All the while I was thinking, Of course things’ll never be the same after this. Things are never the same after any moment.
But, of course, I didn’t say that to her. Mom was too busy having a moment of her own. We’d both been waiting for this for a year. Mom had told me she’d gotten her own first period when she was only ten, and this was one more thing that it seemed like she was better at than I was. I’d been waiting anxiously for this moment, she’d been waiting hopefully for this moment, and I decided to let her just enjoy her moment because the moment she was having was obviously way better than the moment I was having. But I did have to finally draw the line at …
“No, Mom, we do not have to have The Talk.”
“But aren’t there things you want to know?” she said. “You must have things you want to ask me.”
“Actually? Um, no,” I said, arms crossed.
But then, a minute later, seeing the wounded look on her face, I felt guilty.
“I’m pretty sure I know everything already,” I said, trying on a smile, “but thanks.”
“Everything?” she echoed.
“Well, Karin got this book, see, and really, it was very detailed.”
“A book?”
“Great place to learn things, don’t you think?” I said, really smiling this time.

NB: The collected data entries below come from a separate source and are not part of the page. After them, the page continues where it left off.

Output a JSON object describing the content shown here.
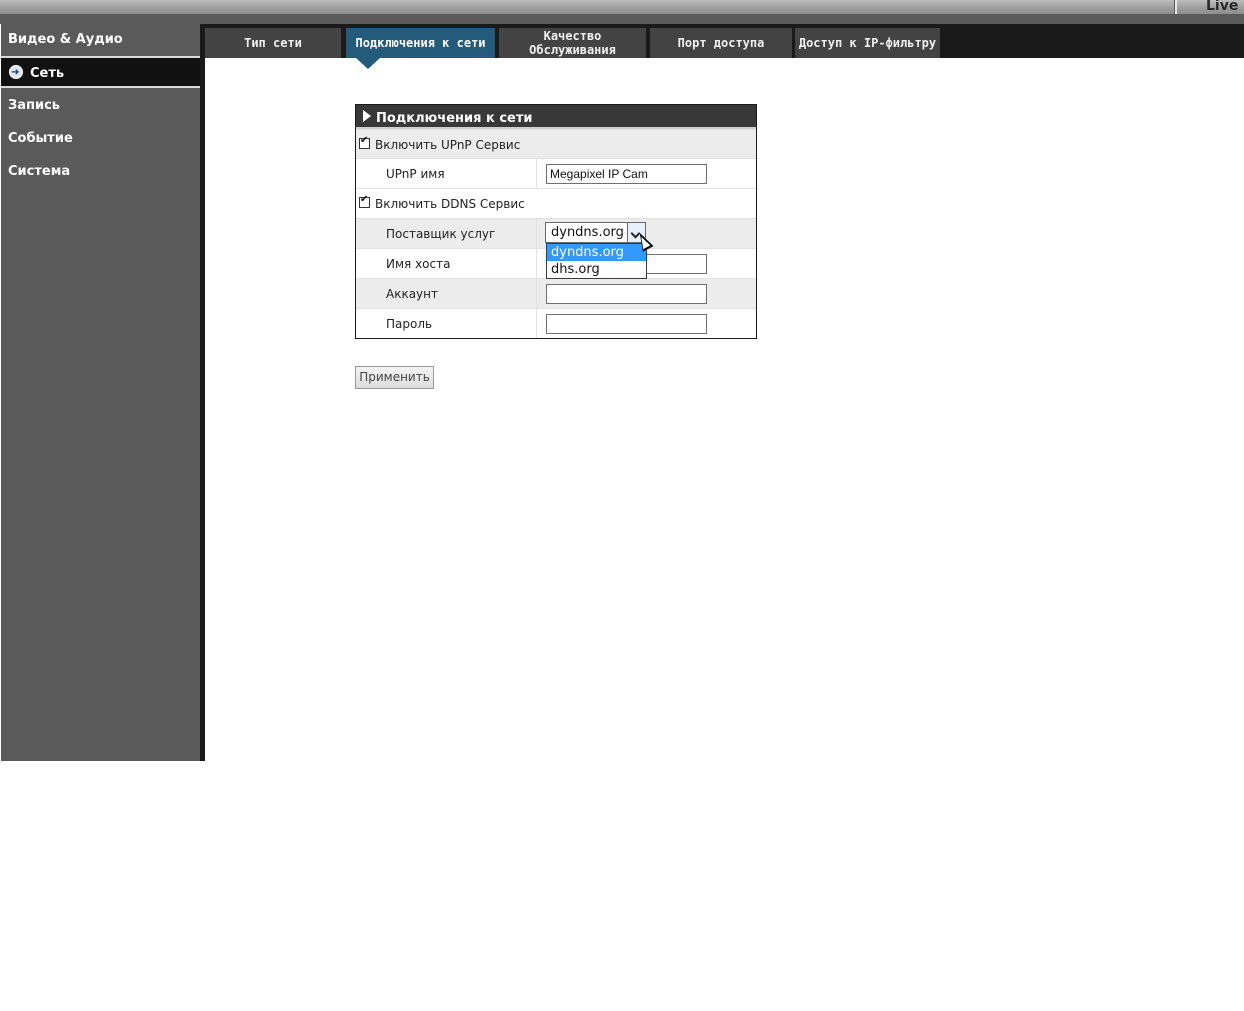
{
  "header": {
    "live_label": "Live"
  },
  "sidebar": {
    "items": [
      {
        "label": "Видео & Аудио",
        "active": false
      },
      {
        "label": "Сеть",
        "active": true
      },
      {
        "label": "Запись",
        "active": false
      },
      {
        "label": "Событие",
        "active": false
      },
      {
        "label": "Система",
        "active": false
      }
    ]
  },
  "tabs": [
    {
      "label": "Тип сети",
      "active": false
    },
    {
      "label": "Подключения к сети",
      "active": true
    },
    {
      "label": "Качество\nОбслуживания",
      "active": false
    },
    {
      "label": "Порт доступа",
      "active": false
    },
    {
      "label": "Доступ к IP-фильтру",
      "active": false
    }
  ],
  "panel": {
    "title": "Подключения к сети",
    "upnp_enable_label": "Включить UPnP Сервис",
    "upnp_enabled": true,
    "upnp_name_label": "UPnP имя",
    "upnp_name_value": "Megapixel IP Cam",
    "ddns_enable_label": "Включить DDNS Сервис",
    "ddns_enabled": true,
    "provider_label": "Поставщик услуг",
    "provider_value": "dyndns.org",
    "provider_options": [
      "dyndns.org",
      "dhs.org"
    ],
    "hostname_label": "Имя хоста",
    "hostname_value": "",
    "account_label": "Аккаунт",
    "account_value": "",
    "password_label": "Пароль",
    "password_value": ""
  },
  "apply_label": "Применить",
  "colors": {
    "active_tab": "#245a7a",
    "sidebar_bg": "#5a5a5a",
    "dropdown_highlight": "#3399ff"
  }
}
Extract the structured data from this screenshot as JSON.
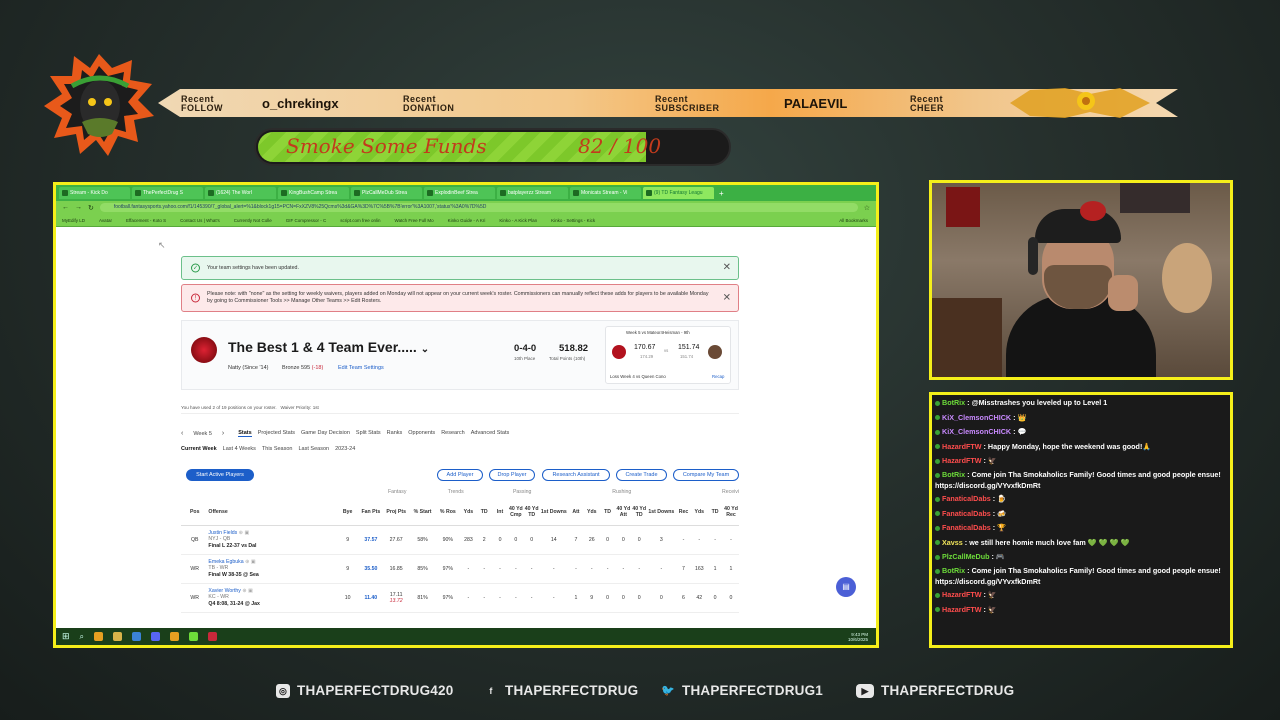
{
  "banner": {
    "follow": {
      "k1": "Recent",
      "k2": "FOLLOW",
      "value": "o_chrekingx"
    },
    "donation": {
      "k1": "Recent",
      "k2": "DONATION",
      "value": ""
    },
    "subscriber": {
      "k1": "Recent",
      "k2": "SUBSCRIBER",
      "value": "PALAEVIL"
    },
    "cheer": {
      "k1": "Recent",
      "k2": "CHEER",
      "value": ""
    }
  },
  "goal": {
    "title": "Smoke Some Funds",
    "progress": "82 / 100",
    "fraction": 0.82
  },
  "browser": {
    "tabs": [
      "Stream - Kick Do",
      "ThePerfectDrug S",
      "(1624) The Worl",
      "KingBushCamp Strea",
      "PlzCallMeDub Strea",
      "ExplodinBeef Strea",
      "batplayerzz Stream",
      "Monicats Stream - Vi",
      "(9) TD Fantasy Leagu"
    ],
    "url": "football.fantasysports.yahoo.com/f1/145390/7_global_alert=%1&block1g15=PCN=FxXZV8%25Qcms%3d&GA%3D%7C%5B%7B'error'%3A1007,'status'%3A0%7D%5D",
    "bookmarks": [
      "MyEdify LD",
      "Avatar",
      "Effacement - Koto S",
      "Contact Us | What's",
      "Currently Not Colle",
      "GIF Compressor - C",
      "script.com free onlin",
      "Watch Free Full Mo",
      "Kinko Guide - A Kri",
      "Kinko - A Kick Plan",
      "Kinko - Settings - Kick",
      "All Bookmarks"
    ],
    "alert_ok": "Your team settings have been updated.",
    "alert_err": "Please note: with \"none\" as the setting for weekly waivers, players added on Monday will not appear on your current week's roster. Commissioners can manually reflect these adds for players to be available Monday by going to Commissioner Tools >> Manage Other Teams >> Edit Rosters.",
    "team": {
      "name": "The Best 1 & 4 Team Ever.....",
      "since": "Natty (Since '14)",
      "league": "Bronze 595",
      "league_change": "(-18)",
      "edit": "Edit Team Settings",
      "record": "0-4-0",
      "place": "10th Place",
      "points": "518.82",
      "points_label": "Total Points (10th)"
    },
    "match": {
      "title": "Week 5 vs Mateor4Heisman - 9th",
      "score1": "170.67",
      "proj1": "174.29",
      "vs": "vs",
      "score2": "151.74",
      "proj2": "151.74",
      "footer": "Loss Week 4 vs Queen Cono",
      "recap": "Recap"
    },
    "roster_info": "You have used 2 of 19 positions on your roster.",
    "waiver": "Waiver Priority: 1st",
    "week": "Week 5",
    "subtabs": [
      "Stats",
      "Projected Stats",
      "Game Day Decision",
      "Split Stats",
      "Ranks",
      "Opponents",
      "Research",
      "Advanced Stats"
    ],
    "periods": [
      "Current Week",
      "Last 4 Weeks",
      "This Season",
      "Last Season",
      "2023-24"
    ],
    "buttons": {
      "start": "Start Active Players",
      "add": "Add Player",
      "drop": "Drop Player",
      "assist": "Research Assistant",
      "trade": "Create Trade",
      "compare": "Compare My Team"
    },
    "groups": [
      "Fantasy",
      "Trends",
      "Passing",
      "Rushing",
      "Receivi"
    ],
    "headers": [
      "Pos",
      "Offense",
      "Bye",
      "Fan Pts",
      "Proj Pts",
      "% Start",
      "% Ros",
      "Yds",
      "TD",
      "Int",
      "40 Yd Cmp",
      "40 Yd TD",
      "1st Downs",
      "Att",
      "Yds",
      "TD",
      "40 Yd Att",
      "40 Yd TD",
      "1st Downs",
      "Rec",
      "Yds",
      "TD",
      "40 Yd Rec"
    ],
    "rows": [
      {
        "pos": "QB",
        "name": "Justin Fields",
        "team": "NYJ - QB",
        "game": "Final L 22-37 vs Dal",
        "bye": "9",
        "fan": "37.57",
        "proj": "27.67",
        "start": "58%",
        "ros": "90%",
        "c": [
          "283",
          "2",
          "0",
          "0",
          "0",
          "14",
          "7",
          "26",
          "0",
          "0",
          "0",
          "3",
          "-",
          "-",
          "-",
          "-"
        ]
      },
      {
        "pos": "WR",
        "name": "Emeka Egbuka",
        "team": "TB - WR",
        "game": "Final W 38-35 @ Sea",
        "bye": "9",
        "fan": "35.50",
        "proj": "16.85",
        "start": "85%",
        "ros": "97%",
        "c": [
          "-",
          "-",
          "-",
          "-",
          "-",
          "-",
          "-",
          "-",
          "-",
          "-",
          "-",
          "-",
          "7",
          "163",
          "1",
          "1"
        ]
      },
      {
        "pos": "WR",
        "name": "Xavier Worthy",
        "team": "KC - WR",
        "game": "Q4 8:08, 31-24 @ Jax",
        "bye": "10",
        "fan": "11.40",
        "proj": "17.11",
        "proj2": "13.72",
        "start": "81%",
        "ros": "97%",
        "c": [
          "-",
          "-",
          "-",
          "-",
          "-",
          "-",
          "1",
          "9",
          "0",
          "0",
          "0",
          "0",
          "6",
          "42",
          "0",
          "0"
        ]
      }
    ],
    "clock": {
      "time": "9:43 PM",
      "date": "10/6/2025"
    }
  },
  "chat": [
    {
      "user": "BotRix",
      "color": "#6ddc3a",
      "msg": "@Misstrashes you leveled up to Level 1"
    },
    {
      "user": "KiX_ClemsonCHICK",
      "color": "#c98aff",
      "msg": "👑"
    },
    {
      "user": "KiX_ClemsonCHICK",
      "color": "#c98aff",
      "msg": "💬"
    },
    {
      "user": "HazardFTW",
      "color": "#ff4d4d",
      "msg": "Happy Monday, hope the weekend was good!🙏"
    },
    {
      "user": "HazardFTW",
      "color": "#ff4d4d",
      "msg": "🦅"
    },
    {
      "user": "BotRix",
      "color": "#6ddc3a",
      "msg": "Come join Tha Smokaholics Family! Good times and good people ensue! https://discord.gg/VYvxfkDmRt"
    },
    {
      "user": "FanaticalDabs",
      "color": "#ff4d4d",
      "msg": "🍺"
    },
    {
      "user": "FanaticalDabs",
      "color": "#ff4d4d",
      "msg": "🍻"
    },
    {
      "user": "FanaticalDabs",
      "color": "#ff4d4d",
      "msg": "🏆"
    },
    {
      "user": "Xavss",
      "color": "#f0e35a",
      "msg": "we still here homie much love fam 💚 💚 💚 💚"
    },
    {
      "user": "PlzCallMeDub",
      "color": "#6ddc3a",
      "msg": "🎮"
    },
    {
      "user": "BotRix",
      "color": "#6ddc3a",
      "msg": "Come join Tha Smokaholics Family! Good times and good people ensue! https://discord.gg/VYvxfkDmRt"
    },
    {
      "user": "HazardFTW",
      "color": "#ff4d4d",
      "msg": "🦅"
    },
    {
      "user": "HazardFTW",
      "color": "#ff4d4d",
      "msg": "🦅"
    }
  ],
  "socials": [
    {
      "icon": "instagram-icon",
      "glyph": "◎",
      "text": "THAPERFECTDRUG420"
    },
    {
      "icon": "facebook-icon",
      "glyph": "f",
      "text": "THAPERFECTDRUG"
    },
    {
      "icon": "twitter-icon",
      "glyph": "🐦",
      "text": "THAPERFECTDRUG1"
    },
    {
      "icon": "youtube-icon",
      "glyph": "▶",
      "text": "THAPERFECTDRUG"
    }
  ]
}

“I guess,” she said, not really looking convinced. Or maybe she was simply disappointed; maybe this wasn’t the way she’d pictured things. She tried one last time: “Are you sure you wouldn’t like to hear a little bit about the first time your father and I —”
“NO!”
Of course I didn’t want to hear that kind of thing about my mother and father back then, and I don’t want to talk to my mother about what is going on now. So I do not tell her about it when I start getting cramps, think I’m going to finally get my period, then realize that I have not gone to the bathroom to do “number two,” as they say, in a few days, and realize that—gross!—I am constipated. Between the constant tiredness, and the sore and swollen breasts, and the nausea and vomiting, and the increased urination, and now the constipation, it is as though some foreign army has invaded the body I once knew.